Inspectors from the Société de l’assurance automobile du Québec (SAAQ) travelled to Nunavik at the request of the Kativik Regional Police Force. Police invited the inspectors after receiving numerous complaints from residents about the run-down condition of trucks that had arrived for the annual summer construction season.
SAAQ inspectors examined 12 vehicles in all and eventually confiscated 11 for a variety of serious defects, including faulty brakes and shaved off dry shafts, KRPF chief Brian Jones told Nunatsiaq News.
Southern construction companies owned many of the confiscated vehicles, Jones said, but some were the property of the Village of Kuujjuaq and local contractors.
Jones declined to identify which southern companies owned the vehicles but said the inspection was a community safety issue.
“I think it was a public hazard – with the amount of people in the community now, with the number of young kids playing and summer camps and the amount of construction going on right now too,” he said.
This summer construction sites in Kuujjuaq include the airport and construction of a new school, Jones said.
Owners will have to repair their trucks and have them re-inspected before police allow them back on the road.
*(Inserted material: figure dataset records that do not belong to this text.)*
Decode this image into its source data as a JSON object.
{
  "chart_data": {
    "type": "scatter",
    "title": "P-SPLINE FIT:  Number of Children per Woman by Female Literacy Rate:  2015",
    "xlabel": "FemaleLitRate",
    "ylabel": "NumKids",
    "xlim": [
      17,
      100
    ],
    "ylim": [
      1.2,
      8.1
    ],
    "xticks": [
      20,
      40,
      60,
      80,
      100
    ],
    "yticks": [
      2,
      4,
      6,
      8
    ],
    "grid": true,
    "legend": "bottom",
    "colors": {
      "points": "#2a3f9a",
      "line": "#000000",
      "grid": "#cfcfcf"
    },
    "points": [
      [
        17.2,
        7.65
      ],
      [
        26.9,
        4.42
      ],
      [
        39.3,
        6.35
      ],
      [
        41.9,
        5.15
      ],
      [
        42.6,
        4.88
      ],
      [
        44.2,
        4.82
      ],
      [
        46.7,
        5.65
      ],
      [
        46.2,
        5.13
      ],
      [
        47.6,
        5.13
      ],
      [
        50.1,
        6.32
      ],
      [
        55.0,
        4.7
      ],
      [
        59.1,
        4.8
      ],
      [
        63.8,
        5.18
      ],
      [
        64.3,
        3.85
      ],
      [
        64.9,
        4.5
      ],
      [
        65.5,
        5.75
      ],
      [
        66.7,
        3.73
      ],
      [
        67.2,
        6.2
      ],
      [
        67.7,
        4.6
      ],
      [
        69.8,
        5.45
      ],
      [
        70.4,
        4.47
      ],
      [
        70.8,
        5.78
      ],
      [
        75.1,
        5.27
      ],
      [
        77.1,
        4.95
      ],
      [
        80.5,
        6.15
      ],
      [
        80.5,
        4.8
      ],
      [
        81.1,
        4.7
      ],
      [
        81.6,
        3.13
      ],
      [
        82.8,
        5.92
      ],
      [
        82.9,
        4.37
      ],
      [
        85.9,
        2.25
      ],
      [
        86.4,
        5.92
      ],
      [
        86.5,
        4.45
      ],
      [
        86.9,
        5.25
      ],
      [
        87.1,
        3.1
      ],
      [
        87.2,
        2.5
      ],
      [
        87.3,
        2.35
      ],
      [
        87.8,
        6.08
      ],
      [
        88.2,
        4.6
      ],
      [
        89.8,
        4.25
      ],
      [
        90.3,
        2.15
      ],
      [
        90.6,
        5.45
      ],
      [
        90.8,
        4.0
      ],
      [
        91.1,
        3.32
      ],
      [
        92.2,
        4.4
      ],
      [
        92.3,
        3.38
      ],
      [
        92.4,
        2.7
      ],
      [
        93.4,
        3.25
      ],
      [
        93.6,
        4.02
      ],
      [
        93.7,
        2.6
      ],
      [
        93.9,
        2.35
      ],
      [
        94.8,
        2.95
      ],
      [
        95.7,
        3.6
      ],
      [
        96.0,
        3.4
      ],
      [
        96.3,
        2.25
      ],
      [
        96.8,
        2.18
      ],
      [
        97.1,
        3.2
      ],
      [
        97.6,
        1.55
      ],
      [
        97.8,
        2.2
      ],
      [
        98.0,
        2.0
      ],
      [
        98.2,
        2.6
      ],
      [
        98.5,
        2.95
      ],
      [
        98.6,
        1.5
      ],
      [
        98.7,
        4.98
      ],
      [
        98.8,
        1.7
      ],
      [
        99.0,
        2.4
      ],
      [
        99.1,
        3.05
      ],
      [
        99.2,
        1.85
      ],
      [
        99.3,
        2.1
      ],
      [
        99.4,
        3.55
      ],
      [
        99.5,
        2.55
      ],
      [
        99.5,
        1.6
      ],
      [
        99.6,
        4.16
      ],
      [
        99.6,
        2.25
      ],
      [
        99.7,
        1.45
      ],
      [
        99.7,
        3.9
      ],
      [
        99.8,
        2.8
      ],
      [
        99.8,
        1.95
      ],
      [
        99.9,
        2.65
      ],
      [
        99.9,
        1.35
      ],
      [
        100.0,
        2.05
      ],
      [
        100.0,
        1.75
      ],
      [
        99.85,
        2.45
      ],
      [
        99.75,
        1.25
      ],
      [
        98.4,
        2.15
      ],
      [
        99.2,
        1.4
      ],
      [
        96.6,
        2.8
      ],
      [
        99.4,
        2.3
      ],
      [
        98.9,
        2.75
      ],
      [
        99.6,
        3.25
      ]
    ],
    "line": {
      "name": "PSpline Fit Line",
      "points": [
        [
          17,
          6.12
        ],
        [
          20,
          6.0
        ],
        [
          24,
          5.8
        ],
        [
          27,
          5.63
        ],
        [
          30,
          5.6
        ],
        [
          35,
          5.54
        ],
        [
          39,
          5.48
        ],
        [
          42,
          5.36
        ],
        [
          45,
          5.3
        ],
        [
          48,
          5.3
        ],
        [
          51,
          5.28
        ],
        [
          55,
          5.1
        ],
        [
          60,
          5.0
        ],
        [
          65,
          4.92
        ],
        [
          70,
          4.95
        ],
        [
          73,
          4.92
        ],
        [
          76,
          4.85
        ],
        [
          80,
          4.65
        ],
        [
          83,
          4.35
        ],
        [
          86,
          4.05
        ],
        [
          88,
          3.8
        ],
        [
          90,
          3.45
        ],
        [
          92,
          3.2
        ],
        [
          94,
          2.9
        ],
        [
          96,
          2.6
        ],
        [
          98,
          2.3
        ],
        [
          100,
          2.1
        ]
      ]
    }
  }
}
The one-time inspection has highlighted a need for more routine exams of heavy vehicles that arrive in Nunavik.
Jones said the SAAQ and KRPF will now work together to establish a biannual, region-wide inspection schedule for trucks in Nunavik.
“We want to make the roads safer in Nunavik because of the growing population and also because the communities’ roads will be paved over the coming years [and more heavy vehicles will be on the roads]” Jones said.
The SAAQ should issue a full report in the next two weeks, Jones said.